Soon, the healthful outdoor exercise. Herself and I went for an hourlong run yesterday and nothing hurt any more than it should, so I think my back may have finally realigned itself (knock on wood).

Joe Walsh was right.

2022’s not so hot

It’s a wee bit weatherish in the ’hood today. First rain of the new year.
We’ll take it.

During the night, I heard what sounded like a brisk rain or maybe some wind-driven sleet peppering El Rancho Pendejo, a soothing musical overlay to the percussive fireworks, gunfire, and general revelry that traditionally accompanies New Year’s celebrations in The Duck! City.

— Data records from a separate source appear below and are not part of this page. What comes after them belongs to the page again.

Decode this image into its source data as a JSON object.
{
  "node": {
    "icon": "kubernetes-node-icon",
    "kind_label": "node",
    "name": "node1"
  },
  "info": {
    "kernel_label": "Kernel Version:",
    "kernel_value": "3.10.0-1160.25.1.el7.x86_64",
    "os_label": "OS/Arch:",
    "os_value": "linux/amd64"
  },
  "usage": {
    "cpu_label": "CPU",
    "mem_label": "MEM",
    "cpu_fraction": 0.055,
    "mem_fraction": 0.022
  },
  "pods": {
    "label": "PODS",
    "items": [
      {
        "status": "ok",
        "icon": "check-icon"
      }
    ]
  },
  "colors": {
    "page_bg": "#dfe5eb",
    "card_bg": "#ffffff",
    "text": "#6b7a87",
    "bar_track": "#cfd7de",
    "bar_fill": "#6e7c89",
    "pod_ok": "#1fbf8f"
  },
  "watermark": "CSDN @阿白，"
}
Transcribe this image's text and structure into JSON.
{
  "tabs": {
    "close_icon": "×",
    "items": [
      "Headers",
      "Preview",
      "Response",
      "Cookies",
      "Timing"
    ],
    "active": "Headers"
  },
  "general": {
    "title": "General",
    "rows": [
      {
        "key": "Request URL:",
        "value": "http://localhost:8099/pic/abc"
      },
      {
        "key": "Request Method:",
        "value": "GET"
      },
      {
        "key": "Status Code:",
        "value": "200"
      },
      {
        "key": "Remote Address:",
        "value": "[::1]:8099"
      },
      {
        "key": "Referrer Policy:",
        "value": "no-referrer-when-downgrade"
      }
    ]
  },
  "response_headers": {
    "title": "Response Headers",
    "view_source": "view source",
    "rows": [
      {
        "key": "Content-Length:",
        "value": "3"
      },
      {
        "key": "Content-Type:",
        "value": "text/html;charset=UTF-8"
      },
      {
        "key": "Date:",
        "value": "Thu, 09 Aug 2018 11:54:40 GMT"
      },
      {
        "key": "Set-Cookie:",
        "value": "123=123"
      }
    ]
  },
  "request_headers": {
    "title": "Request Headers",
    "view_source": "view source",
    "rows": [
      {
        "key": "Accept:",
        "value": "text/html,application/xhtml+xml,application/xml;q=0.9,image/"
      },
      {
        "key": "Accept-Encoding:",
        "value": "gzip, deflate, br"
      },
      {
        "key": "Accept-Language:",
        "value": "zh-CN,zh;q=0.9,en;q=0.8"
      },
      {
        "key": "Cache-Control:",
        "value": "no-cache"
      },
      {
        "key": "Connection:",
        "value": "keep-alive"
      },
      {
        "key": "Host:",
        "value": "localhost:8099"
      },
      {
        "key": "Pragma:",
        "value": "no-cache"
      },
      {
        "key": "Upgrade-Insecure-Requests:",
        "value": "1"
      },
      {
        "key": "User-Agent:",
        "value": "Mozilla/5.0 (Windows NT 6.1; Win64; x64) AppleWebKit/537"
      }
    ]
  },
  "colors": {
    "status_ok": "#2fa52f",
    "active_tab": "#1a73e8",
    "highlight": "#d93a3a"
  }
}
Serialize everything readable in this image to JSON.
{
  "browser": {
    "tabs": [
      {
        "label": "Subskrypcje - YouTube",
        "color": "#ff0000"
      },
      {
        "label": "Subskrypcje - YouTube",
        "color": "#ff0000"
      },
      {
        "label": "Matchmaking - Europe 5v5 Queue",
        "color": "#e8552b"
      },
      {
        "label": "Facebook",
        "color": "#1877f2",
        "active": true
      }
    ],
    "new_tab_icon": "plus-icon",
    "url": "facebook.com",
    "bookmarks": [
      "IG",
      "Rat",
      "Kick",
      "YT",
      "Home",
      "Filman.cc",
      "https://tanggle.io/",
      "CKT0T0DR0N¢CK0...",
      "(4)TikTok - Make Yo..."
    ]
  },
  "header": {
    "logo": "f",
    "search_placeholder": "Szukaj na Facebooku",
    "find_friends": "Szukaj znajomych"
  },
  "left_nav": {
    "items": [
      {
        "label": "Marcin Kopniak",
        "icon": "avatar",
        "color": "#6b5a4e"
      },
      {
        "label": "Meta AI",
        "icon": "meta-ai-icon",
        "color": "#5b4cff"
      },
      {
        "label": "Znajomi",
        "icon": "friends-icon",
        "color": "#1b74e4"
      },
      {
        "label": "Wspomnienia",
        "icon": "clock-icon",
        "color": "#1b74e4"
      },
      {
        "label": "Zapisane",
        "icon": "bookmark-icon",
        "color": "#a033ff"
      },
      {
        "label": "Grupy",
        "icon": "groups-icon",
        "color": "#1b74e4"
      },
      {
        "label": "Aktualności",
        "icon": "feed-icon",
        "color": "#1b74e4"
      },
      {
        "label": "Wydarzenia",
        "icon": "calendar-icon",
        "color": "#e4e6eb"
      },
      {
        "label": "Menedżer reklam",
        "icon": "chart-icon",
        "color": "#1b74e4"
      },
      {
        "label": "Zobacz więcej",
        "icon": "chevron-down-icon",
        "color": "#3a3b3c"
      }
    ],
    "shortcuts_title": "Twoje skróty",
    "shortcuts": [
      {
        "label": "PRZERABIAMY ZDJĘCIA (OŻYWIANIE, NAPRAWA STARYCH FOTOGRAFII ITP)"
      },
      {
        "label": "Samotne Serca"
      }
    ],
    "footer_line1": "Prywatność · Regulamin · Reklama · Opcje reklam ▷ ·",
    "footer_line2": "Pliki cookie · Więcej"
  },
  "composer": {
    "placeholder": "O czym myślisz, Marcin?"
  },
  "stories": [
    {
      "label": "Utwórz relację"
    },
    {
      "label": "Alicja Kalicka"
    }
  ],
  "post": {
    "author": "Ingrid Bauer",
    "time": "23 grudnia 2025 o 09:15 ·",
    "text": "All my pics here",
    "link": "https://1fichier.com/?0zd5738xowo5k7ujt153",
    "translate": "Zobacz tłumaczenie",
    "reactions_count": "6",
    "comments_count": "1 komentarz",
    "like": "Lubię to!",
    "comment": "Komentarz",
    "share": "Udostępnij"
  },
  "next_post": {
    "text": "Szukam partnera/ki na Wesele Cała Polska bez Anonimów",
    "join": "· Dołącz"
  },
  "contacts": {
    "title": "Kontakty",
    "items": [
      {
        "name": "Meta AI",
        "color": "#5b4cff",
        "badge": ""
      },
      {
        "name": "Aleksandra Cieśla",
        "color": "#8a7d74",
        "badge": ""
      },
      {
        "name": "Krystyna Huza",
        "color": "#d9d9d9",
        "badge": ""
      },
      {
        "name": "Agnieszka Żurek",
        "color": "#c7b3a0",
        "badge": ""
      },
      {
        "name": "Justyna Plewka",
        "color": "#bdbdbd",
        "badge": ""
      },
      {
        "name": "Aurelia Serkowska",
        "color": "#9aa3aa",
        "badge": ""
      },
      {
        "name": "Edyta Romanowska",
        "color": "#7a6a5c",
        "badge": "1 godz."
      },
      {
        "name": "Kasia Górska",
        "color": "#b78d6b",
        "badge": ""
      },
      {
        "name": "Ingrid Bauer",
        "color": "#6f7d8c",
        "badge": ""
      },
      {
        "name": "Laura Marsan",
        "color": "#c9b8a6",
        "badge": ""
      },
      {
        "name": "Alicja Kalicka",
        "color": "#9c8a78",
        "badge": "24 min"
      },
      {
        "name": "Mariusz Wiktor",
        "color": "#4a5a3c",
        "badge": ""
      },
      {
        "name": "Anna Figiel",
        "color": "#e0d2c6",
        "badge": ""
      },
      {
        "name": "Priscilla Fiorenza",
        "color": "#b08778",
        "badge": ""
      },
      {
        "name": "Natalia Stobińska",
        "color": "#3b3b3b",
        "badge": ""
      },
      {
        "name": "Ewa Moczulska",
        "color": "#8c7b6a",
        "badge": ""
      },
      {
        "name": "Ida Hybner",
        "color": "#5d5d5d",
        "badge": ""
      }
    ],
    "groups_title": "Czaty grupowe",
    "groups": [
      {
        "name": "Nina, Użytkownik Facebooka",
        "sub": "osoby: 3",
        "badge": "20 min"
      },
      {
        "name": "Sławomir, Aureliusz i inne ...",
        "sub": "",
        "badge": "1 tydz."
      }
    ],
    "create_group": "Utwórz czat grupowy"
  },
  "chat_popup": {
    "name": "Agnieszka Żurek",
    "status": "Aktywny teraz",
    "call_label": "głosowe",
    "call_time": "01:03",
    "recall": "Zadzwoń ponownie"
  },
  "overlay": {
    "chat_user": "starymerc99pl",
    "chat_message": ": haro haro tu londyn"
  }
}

Sure enough, when we arose to greet the new year we found a stiff wind, gray skies, and chilly temps. The weather widget reported 0.24 inch of precip. Yay, etc.

Checking in from Weirdcliffe, where temps were in the teens with a light snow falling, my man Hal Walter reported: “I have looked outside and see no good reason to get out of bed today.”

Of course, his neighborhood is not on fire. Hal confines all fire to his kitchen wood stove. Which he had to get up and feed (see video). Still, a man can dream, yeah?

We have a very slight chance of snow, but I won’t be breaking out the skis or snowshoes. It may be a new year, but I’m the same suspicious old dog. I’ll believe it’s snowing when I can write my name in it.

Happy happy joy joy to all of yis who keep popping round no matter what the calendar or your better judgment advises.